El Nino's threat to Pacific beaches to linger

02/24/1998

CORVALLIS - West Coast beaches are losing thousands of yards of shoreline and the erosion may continue for at least two more years before the influence of one of the most powerful El Ninos of this century wanes, said Oregon State University researcher Paul Komar.

"We don't have the data to say for certain that this El Nino surpasses the El Nino of 1982-83," said Komar, an OSU professor of oceanic and atmospheric sciences. "But it certainly appears to be at least as powerful."

During the 1982-83 El Nino, homes pitched into the surf at Malibu Beach, Calif., and tons of sand washed away from coastal spits at Alsea and Netarts on the Oregon Coast, threatening homes and campgrounds.

Until the 1998 winter storm season ends, Komar cautions coastal residents to remain alert.

"If an area hasn't experienced any significant erosion by this time, it is probably safe, but I wouldn't rest completely for another month," he said.

Exposed spits and inlets to bays, as well as coastlines north of headlands are at the greatest risk, Komar said.

El Ninos hasten erosion along the Pacific Coast by pushing water from the southern hemisphere northward, said Komar, who has written several books on erosion and serves as editor of the journal Shore and Beach, which focuses on the science and management of coastal erosion.

Water levels can rise up to about two feet beyond expected tidal levels during El Nino years. While the increase in water level isn't serious by itself, when the right combination of storm waves, high tides and increased water comes together it can cause severe erosion, he said.

Already, El Nino has caused serious damage along the Oregon Coast. In Oceanside, homes at The Capes development are on the brink of tumbling into the sea. And, at Port Orford, high water has destroyed part of the town's sewage treatment plant and threatens the region's water supply.

Komar and William McDougal, OSU professor of civil, construction and environmental engineering, have analyzed the problem at Port Orford and are recommending the town use cobblestones or large sandbags to keep the surf out of the municipal sewer and waterworks.

McDougal is an expert on coastal protection and ocean engineering.

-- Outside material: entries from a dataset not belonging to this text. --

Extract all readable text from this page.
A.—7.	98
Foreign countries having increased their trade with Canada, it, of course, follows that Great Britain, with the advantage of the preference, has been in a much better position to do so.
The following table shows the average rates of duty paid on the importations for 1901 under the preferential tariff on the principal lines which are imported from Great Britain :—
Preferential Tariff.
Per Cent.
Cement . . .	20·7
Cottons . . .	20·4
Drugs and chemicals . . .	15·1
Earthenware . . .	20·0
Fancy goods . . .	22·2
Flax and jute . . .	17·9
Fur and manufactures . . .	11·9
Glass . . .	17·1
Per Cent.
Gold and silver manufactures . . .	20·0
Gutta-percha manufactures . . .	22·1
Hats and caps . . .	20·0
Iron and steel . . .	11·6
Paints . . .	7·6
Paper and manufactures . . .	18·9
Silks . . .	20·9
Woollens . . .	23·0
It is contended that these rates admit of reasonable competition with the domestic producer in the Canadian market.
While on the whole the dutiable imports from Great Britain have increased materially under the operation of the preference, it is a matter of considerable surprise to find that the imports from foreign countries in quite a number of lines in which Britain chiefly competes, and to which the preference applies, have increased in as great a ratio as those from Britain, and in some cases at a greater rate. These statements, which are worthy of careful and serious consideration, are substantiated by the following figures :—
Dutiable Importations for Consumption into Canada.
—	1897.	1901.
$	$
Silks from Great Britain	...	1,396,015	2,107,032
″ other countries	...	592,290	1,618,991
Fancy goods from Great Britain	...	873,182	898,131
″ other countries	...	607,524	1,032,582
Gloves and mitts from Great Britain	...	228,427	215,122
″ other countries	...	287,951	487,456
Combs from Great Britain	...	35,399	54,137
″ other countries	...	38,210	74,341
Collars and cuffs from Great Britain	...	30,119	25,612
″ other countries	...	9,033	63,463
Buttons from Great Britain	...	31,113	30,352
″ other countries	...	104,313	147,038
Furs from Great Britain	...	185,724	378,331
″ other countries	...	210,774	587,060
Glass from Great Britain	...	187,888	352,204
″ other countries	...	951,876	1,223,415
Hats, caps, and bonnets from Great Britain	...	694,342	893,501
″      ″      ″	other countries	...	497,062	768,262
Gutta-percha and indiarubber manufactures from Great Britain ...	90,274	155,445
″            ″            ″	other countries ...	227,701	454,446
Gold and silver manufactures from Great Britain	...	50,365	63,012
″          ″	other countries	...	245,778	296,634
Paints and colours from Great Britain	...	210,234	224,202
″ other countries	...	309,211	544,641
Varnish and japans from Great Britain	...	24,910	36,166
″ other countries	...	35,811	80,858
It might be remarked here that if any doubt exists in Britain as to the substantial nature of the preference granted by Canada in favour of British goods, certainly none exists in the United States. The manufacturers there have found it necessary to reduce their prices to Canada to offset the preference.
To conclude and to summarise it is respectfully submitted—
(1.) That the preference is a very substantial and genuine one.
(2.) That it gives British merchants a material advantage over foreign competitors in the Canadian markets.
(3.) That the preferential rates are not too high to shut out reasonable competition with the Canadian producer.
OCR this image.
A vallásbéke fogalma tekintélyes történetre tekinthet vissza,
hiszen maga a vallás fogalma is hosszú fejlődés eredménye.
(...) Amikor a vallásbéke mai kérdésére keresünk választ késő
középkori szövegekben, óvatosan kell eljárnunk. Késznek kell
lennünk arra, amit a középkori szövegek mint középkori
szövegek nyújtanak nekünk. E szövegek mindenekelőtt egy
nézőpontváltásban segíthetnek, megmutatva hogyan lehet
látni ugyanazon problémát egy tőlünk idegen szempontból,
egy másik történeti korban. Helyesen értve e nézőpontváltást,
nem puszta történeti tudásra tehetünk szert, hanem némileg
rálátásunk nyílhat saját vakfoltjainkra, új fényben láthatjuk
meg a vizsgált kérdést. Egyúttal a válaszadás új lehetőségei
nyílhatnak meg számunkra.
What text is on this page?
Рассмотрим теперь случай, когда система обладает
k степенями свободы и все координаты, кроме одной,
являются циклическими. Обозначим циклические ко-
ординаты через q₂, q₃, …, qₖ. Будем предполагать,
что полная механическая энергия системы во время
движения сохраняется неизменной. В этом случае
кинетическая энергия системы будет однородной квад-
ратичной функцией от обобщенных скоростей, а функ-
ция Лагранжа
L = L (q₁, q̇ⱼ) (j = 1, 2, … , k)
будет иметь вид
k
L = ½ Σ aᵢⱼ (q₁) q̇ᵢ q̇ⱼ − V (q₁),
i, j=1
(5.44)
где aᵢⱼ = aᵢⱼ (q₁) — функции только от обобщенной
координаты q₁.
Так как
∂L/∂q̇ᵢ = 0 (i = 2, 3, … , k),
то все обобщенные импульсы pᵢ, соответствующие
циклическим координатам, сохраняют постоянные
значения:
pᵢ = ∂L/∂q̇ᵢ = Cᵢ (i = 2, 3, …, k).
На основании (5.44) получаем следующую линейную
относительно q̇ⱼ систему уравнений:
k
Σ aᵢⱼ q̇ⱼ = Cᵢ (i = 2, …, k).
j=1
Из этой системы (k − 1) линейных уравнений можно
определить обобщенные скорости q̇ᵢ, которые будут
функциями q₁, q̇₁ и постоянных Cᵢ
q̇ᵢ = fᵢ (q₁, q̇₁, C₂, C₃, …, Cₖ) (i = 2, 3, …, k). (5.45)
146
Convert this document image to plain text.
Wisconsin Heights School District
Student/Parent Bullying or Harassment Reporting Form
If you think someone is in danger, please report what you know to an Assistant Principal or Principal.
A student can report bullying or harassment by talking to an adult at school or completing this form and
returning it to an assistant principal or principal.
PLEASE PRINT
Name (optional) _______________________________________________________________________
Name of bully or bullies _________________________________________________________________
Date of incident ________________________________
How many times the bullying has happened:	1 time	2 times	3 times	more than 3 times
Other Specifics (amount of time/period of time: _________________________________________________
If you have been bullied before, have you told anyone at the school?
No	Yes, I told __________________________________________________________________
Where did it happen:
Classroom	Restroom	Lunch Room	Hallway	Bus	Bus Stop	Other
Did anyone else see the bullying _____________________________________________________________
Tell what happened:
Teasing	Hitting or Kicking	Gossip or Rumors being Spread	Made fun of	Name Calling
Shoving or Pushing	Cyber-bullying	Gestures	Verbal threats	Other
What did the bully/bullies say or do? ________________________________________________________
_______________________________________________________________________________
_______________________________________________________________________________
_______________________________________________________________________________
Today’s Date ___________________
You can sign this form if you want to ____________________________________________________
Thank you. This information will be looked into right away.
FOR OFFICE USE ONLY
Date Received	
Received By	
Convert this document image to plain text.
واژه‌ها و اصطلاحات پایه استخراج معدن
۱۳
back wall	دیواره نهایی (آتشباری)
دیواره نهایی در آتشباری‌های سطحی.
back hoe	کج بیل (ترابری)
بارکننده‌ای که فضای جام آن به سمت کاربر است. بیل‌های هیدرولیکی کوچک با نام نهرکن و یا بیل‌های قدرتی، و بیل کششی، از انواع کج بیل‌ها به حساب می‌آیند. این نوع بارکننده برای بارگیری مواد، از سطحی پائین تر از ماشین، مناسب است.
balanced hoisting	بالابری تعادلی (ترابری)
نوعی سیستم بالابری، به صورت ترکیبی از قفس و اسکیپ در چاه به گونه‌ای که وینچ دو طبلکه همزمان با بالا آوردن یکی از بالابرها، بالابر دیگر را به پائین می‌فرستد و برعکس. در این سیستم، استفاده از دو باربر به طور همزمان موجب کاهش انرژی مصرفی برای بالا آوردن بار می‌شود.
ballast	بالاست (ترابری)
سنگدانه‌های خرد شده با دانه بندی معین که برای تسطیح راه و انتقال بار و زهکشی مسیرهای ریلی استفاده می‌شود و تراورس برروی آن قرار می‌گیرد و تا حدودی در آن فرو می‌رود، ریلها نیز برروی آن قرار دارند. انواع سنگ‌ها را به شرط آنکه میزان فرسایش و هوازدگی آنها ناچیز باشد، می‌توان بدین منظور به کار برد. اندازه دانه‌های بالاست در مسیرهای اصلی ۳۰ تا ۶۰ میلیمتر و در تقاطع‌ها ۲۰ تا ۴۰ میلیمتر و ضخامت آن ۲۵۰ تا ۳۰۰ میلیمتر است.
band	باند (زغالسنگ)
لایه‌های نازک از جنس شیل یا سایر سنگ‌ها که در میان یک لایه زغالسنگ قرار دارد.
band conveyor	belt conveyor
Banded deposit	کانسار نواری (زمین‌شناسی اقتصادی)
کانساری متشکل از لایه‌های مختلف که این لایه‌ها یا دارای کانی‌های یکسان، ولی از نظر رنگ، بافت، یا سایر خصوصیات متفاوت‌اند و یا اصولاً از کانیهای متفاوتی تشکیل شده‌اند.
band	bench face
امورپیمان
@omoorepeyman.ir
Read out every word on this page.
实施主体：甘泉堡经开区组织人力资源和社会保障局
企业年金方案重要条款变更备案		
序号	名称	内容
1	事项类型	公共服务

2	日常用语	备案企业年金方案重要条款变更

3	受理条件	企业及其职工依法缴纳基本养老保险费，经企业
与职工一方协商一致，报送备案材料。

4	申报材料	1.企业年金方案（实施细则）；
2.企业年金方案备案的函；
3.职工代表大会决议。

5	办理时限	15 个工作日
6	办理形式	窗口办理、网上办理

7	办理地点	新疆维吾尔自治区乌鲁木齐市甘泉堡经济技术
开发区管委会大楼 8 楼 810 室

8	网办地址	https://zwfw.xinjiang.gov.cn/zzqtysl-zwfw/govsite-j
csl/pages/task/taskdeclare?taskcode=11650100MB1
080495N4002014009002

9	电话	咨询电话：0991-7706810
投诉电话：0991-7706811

"This is the first time in the historical record that this type of erosion has occurred in the Port Orford area," Komar said, although scientists believe a large tsunami in the 1700s may have caused similar damage.

The main thrust of El Nino should wane by May, but it will be several years before everything returns to normal, Komar said.

While much of the focus has been on El Nino's negative effects, the phenomenon does has a positive side, Komar said.

"In some areas there is simply too much sand." For example, sand dunes on Kiwanda Beach continually threaten to engulf homes.

"El Nino should help take care of that problem for a while," Komar said.